On the map, the green area is the field-of-view of MCZ at 34mm.

Processed, leveled MCZ_LEFT, FL: 34mm
looking W (267°) from RMC 39.1170
Sol 812, LMST: 10:19:24
Original: https://mars.nasa.gov/mars2020-raw-images/pub/ods/surface/sol/00812/ids/edr/browse/zcam/ZL0_0812_0739017260_428EBY_N0391170ZCAM03671_0340LMJ01.png

Credit: #NASA/JPL-Caltech/ASU/65dBnoise

#Mars2020 #Solarocks #Space #QGIS

@65dBnoise we have to find a Stan for that Oli 😀

Will be interesting to see this method applied to the Mount Washburn boulders and compare.

@sharponlooker
Would it apply to at least some of the other #crackedRocks we've seen around?

(didn't read the paper)

@65dBnoise it's a coarse categorization method but "simple to apply" (reminds of Tau's principal component analysis processing at UNMSF), more helpful with boulder field views.
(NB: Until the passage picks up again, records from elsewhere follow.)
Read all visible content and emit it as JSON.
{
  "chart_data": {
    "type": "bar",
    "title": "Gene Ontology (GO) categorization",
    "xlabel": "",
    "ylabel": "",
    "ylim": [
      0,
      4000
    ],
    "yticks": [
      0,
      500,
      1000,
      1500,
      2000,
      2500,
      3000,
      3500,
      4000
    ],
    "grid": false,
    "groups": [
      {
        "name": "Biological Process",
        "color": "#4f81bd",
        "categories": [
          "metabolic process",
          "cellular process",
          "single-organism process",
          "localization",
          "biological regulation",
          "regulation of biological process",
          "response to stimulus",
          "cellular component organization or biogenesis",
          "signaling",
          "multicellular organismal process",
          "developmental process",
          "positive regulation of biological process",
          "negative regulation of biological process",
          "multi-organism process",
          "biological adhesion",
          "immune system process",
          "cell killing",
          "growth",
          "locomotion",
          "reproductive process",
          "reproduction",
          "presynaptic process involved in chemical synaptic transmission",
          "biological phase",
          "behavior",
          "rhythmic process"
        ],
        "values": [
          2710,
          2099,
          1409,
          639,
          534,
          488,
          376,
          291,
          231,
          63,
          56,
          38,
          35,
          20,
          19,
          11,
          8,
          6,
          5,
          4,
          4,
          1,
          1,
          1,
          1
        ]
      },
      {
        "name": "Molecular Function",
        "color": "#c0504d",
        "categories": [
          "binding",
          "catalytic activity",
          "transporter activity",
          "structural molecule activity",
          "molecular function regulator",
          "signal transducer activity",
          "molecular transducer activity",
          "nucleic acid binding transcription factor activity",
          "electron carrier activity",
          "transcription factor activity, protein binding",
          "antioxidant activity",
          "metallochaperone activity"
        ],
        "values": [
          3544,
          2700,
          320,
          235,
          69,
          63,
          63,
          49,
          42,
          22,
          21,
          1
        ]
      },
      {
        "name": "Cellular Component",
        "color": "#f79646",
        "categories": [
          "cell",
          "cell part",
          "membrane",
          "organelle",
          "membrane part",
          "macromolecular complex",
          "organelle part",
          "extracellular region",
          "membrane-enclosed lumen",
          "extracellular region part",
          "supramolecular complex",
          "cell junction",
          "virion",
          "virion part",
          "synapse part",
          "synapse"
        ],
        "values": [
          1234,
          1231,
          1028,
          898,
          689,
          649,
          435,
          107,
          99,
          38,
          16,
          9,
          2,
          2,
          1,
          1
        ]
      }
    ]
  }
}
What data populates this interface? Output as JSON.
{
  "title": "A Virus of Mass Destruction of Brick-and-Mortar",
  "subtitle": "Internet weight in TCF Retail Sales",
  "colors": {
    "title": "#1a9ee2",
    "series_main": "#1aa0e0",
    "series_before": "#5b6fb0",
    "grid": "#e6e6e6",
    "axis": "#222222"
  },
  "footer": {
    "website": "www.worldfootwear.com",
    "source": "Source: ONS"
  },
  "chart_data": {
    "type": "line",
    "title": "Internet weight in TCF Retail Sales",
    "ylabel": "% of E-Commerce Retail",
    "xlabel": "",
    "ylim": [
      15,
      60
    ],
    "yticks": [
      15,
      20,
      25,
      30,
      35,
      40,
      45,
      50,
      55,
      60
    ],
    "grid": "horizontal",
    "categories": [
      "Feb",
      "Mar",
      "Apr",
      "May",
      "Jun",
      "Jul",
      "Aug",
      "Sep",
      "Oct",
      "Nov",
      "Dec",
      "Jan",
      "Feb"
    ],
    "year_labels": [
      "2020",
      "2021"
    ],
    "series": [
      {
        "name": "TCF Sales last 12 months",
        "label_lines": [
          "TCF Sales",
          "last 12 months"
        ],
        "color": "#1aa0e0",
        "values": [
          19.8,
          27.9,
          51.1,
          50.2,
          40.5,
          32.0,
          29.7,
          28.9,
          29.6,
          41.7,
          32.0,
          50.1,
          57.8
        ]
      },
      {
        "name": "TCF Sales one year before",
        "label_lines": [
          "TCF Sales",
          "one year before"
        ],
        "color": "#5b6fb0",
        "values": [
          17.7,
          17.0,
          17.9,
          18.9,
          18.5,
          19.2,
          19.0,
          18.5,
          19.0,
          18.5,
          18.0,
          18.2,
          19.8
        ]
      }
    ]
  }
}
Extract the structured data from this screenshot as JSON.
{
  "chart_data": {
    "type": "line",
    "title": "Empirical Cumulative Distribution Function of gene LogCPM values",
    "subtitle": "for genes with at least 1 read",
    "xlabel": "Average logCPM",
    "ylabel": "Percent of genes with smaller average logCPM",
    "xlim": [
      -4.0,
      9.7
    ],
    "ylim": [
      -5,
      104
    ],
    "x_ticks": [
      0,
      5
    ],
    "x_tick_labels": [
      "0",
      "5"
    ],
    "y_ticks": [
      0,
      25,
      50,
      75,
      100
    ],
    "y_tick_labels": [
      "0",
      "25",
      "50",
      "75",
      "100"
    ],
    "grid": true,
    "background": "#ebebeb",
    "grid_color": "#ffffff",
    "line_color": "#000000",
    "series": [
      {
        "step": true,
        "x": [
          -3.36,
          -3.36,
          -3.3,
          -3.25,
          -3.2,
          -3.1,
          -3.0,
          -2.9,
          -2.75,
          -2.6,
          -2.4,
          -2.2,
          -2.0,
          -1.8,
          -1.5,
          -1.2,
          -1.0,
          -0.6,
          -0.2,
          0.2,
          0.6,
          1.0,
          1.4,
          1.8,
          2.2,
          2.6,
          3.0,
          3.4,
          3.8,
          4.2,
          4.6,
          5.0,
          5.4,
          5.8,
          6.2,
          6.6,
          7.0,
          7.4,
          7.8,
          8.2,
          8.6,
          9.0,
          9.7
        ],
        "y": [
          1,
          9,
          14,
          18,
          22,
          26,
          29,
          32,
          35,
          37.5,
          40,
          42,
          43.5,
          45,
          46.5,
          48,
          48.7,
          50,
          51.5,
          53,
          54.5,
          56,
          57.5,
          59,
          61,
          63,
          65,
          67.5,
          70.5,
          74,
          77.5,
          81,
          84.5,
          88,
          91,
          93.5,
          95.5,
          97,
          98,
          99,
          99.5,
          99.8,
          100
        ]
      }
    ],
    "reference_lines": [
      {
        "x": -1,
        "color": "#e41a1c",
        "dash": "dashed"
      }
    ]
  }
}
Nice with an in-situ additional datapoint to confirm those letter-labeled flows identified from orbit.

I suspect Mount Washburn and other such boulder-rich areas in Neretva will show more diversity. The #JezeroBrightRocks will require more sophisticated methods to identify their provenance.

@65dBnoise let's add a #PDSAnalystNotebook to it 😉
@sharponlooker
I added it.
@sharponlooker
I saw your exchange with @PaulHammond51 but had no time and brain bandwidth to read it and the paper carefully. Still short on both.
@65dBnoise the good thing with these conference papers is they're brief & concise 😉
@sharponlooker
Ha, ha! Exactly not what I wanted. I'd like to see raw data and grok for once what kinds of data were collected, at what rate. We still have no idea what those were (are?); all we can do is infer those from brief papers and from scant words from conferences and interviews.
@65dBnoise I'm surprised the full telemetry hasn't yet been released even for the earliest flights? That's quite the proprietary period...
@sharponlooker
I just read through the paper. Interesting, especially the flights to higher altitude; alas, there was no MEDA data for those. Apparently telemetry includes IMU/inclinometer data, but we still don't know the details.